I am looking to possibly implement my own MySQL trending table cleaning logic to address some of the shortcomings of the standard DM cleaning logic. One idea would be to delete all the duplicate records (Max(ID)) that are outside the TTL window and then change the date timestamp for all the remaining entries to say TTL + day. Then, from this time on it would not be necessary to search then entire table contents older that TTL, just the TTL + a day or 2. This would significantly reduce the time cleaning out Avg table were the TTL setting are close to default, 5min = 30 day and hour and day records = year. This means that normally when DM attempts to clean out this table, while ensuring it doesn't deleted records for datapoints that have not changed, it issues a Select max(iid) for all istaus=5 values older than the TTL ( 30 days in this example ). This requires MySQL to search the entire table contents that are older than the 30 days and the table contains a year or more worth of data for the other istatus values resulting is searches taking too long and timing out so data never gets cleaned out. That is the background. My question is would changing the datetime stamp potential cause issues with either MySQL itself or other DM operations. My concern is that changing the timestamp will logically put the data out of time order with respect to the primary key, the ID.

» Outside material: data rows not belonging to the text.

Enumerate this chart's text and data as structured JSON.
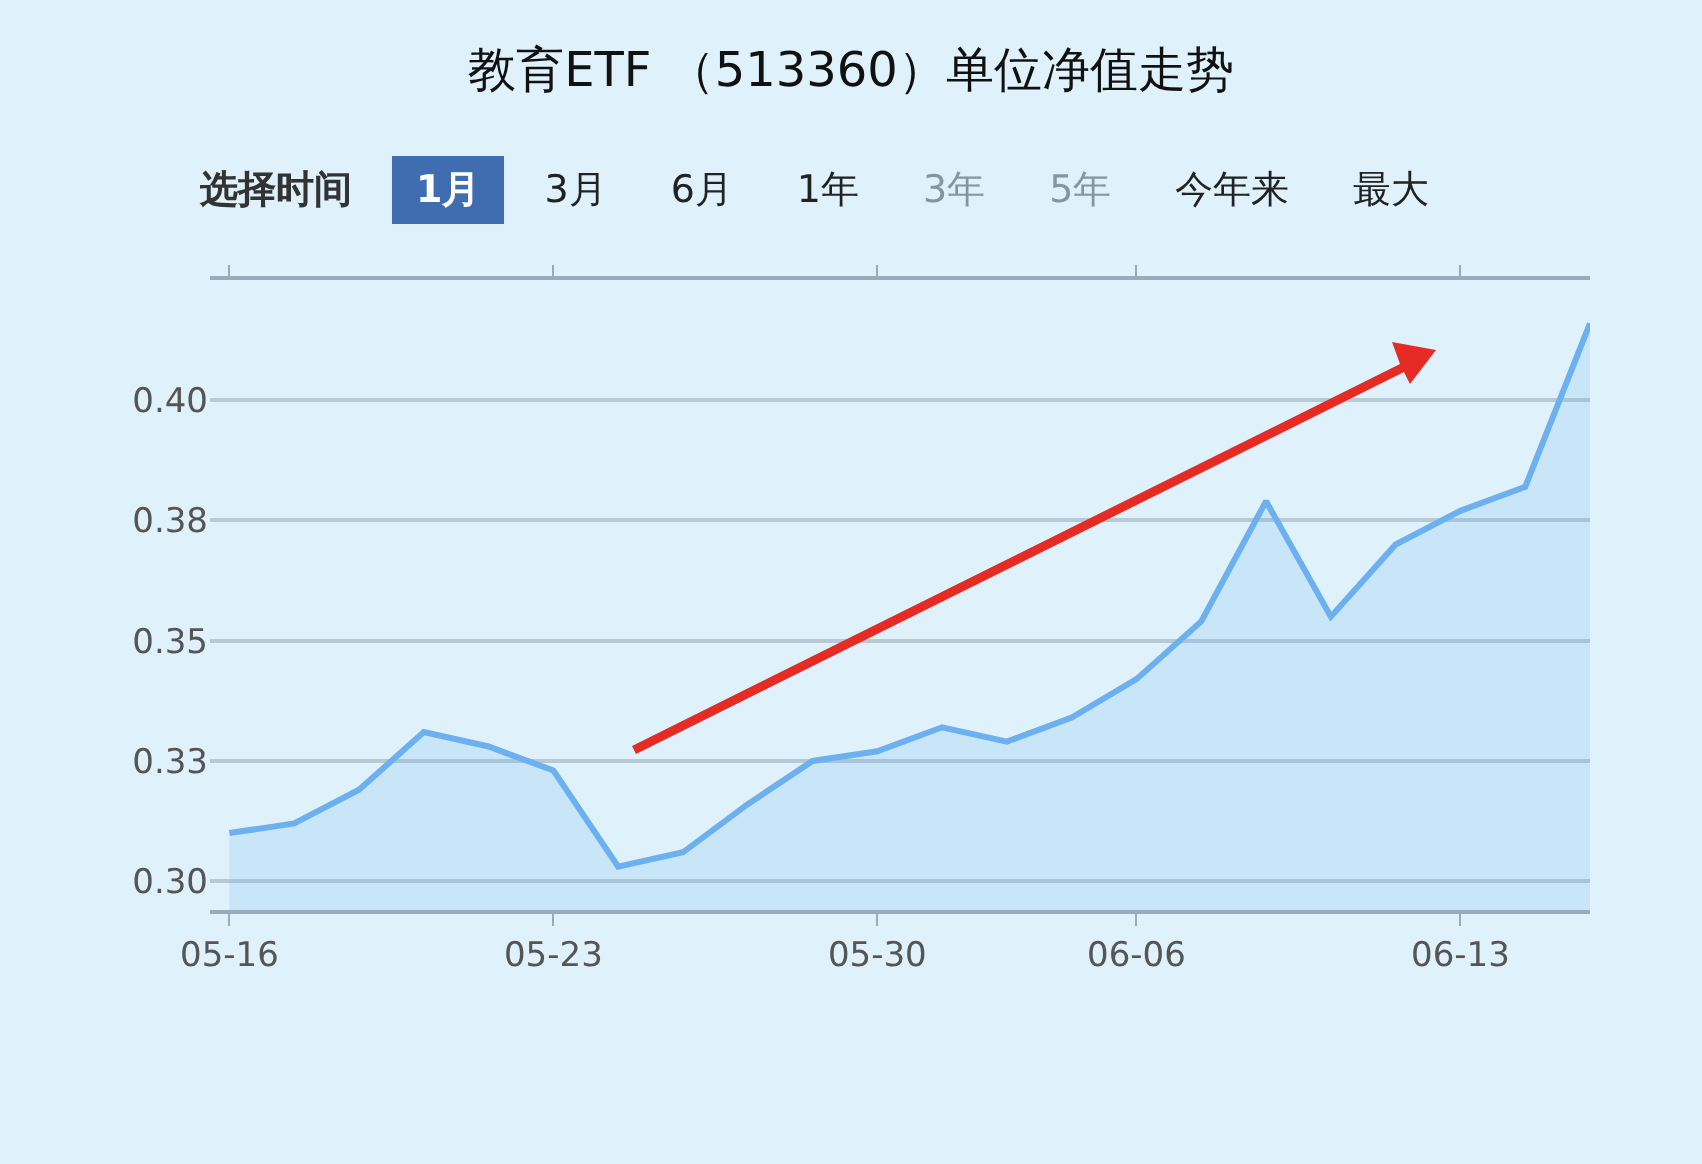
{
  "chart_data": {
    "type": "area",
    "title": "教育ETF （513360）单位净值走势",
    "annotations": [
      "选择时间",
      "1月",
      "3月",
      "6月",
      "1年",
      "3年",
      "5年",
      "今年来",
      "最大"
    ],
    "categories": [
      "05-16",
      null,
      null,
      null,
      null,
      "05-23",
      null,
      null,
      null,
      null,
      "05-30",
      null,
      null,
      null,
      "06-06",
      null,
      null,
      null,
      null,
      "06-13",
      null,
      null
    ],
    "series": [
      {
        "color": "#6cb0ef",
        "values": [
          0.31,
          0.312,
          0.319,
          0.331,
          0.328,
          0.323,
          0.303,
          0.306,
          0.316,
          0.325,
          0.327,
          0.332,
          0.329,
          0.334,
          0.342,
          0.354,
          0.379,
          0.355,
          0.37,
          0.377,
          0.382,
          0.416
        ]
      }
    ],
    "ylim": [
      0.294,
      0.425
    ],
    "yticks": [
      {
        "value": 0.3,
        "label": "0.30"
      },
      {
        "value": 0.325,
        "label": "0.33"
      },
      {
        "value": 0.35,
        "label": "0.35"
      },
      {
        "value": 0.375,
        "label": "0.38"
      },
      {
        "value": 0.4,
        "label": "0.40"
      },
      {
        "value": 0.425,
        "label": null
      }
    ],
    "grid": "y"
  }
}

Thanks in advance for any feedback anyone can provide.
Hi Jeff,
To confirm i understand your idea
with "duplicate max IDs" do you mean all points older than the TTL for a single parameter?
What DataMiner normally does is retrieving all parameters within a certain timestamp which you request in cube and tries to plot those points, however we added an extra check in SLNet to drop points that are in the wrong time stamp order, so if they are still chronical time stamp wise i believe it should work
However i believe in your concept you miss out on the biggest issue with the Max ID that also keeps using Max IDs for rows that no longer exist? this makes the list grow very big with a huge amount of Max IDs over time, which is very harmful for performance on MySQL. So you definitely need to find a way to get rid of those.
I was thinking more in lines of creating a scheduled task to delete ALL trend points older than the TTL
e.g. DELETE * from dataavg_x where date > year
then the only thing you need to look at is how to "refresh" points on time before the TTL expires otherwise you would have an empty graph in cube instead of a flat line
This is mainly your issue:
if you delete the point older than the TTL, it will not show anything in cube and you have an "empty" part where you no longer know the value
There are several ways to "refresh" a point, e.g. a DMA restart refreshes the value, the main issue with this is mainly if you only have real time trending, it's very difficult to refresh a value every day if it doesn't change except for a workaround in the driver but if you would have both RT + avg enabled, it will just take the average
So basically my suggestion is very similar to your idea except i would not change the timestamp but i would "refresh/rewrite" a value e.g. once a week, my initial suspicion is that this would be less difficult and less heavy than analyzing and updating a value, although i believe your idea would work as well
as an alternative you could live with the fact that some older points are gone and doesn't show a line anymore (it highly depends on the type of parameters you monitor) then you can just delete all older points with a scheduled task?
Marlies, thank you for your response. Yes, I believe you understand my idea and the problem that I am looking to solve. It is all associated with the standard DM avg trending DB cleaning logic used to keep at least one entry outside the TTL date range so graphs do not have blank areas for datapoints that have not changed for an extended period of time since the current TTL point. In systems that use the default settings where TTL for 5 min avg is 30 days and the rest are 1 year this is really only an issue with istatus=5 data points. As I am sure you are aware, the cleaning logic uses a Select max(iid) were istatus =5 and date stamp < the 30 day TTL date stamp which requires MySQL search then entire database with date timestamp < 30 days old and it does this every hour. If this search could be limited to only records say a day or two older that the TTL (30 days) this would solve this issue. If I could get DM to refresh all the istaus=5 say once a day say at midnight, same as restarting DM, then the search could be limited as stated above, but I don't have control over that so my idea was to achieve basically a similar result by just changing the timestamp for all the records that would not get deleted due to the Select max(iid) logic. My understanding is that DM use different logic to address the blank trend graphs case differently in cassandra. If that is the case, can you share how that is done? That may give me other ideas and options. Also, my plan will require me to basically disable the standard DM cleaning logic to keep if from running because once again I can't control how DM does this so it will continue to use the max(iid) search logic resulting is full database search. I can do this by changing the TTL values for the protocol type to the max values which my test shows keeps DM from issuing this cleaning logic on element of this protocol type.
Hi Jeff,
I see that this question has been inactive for a long time. Do you still need assistance with this? If not, could you select the answer to indicate that the question no longer needs follow-up?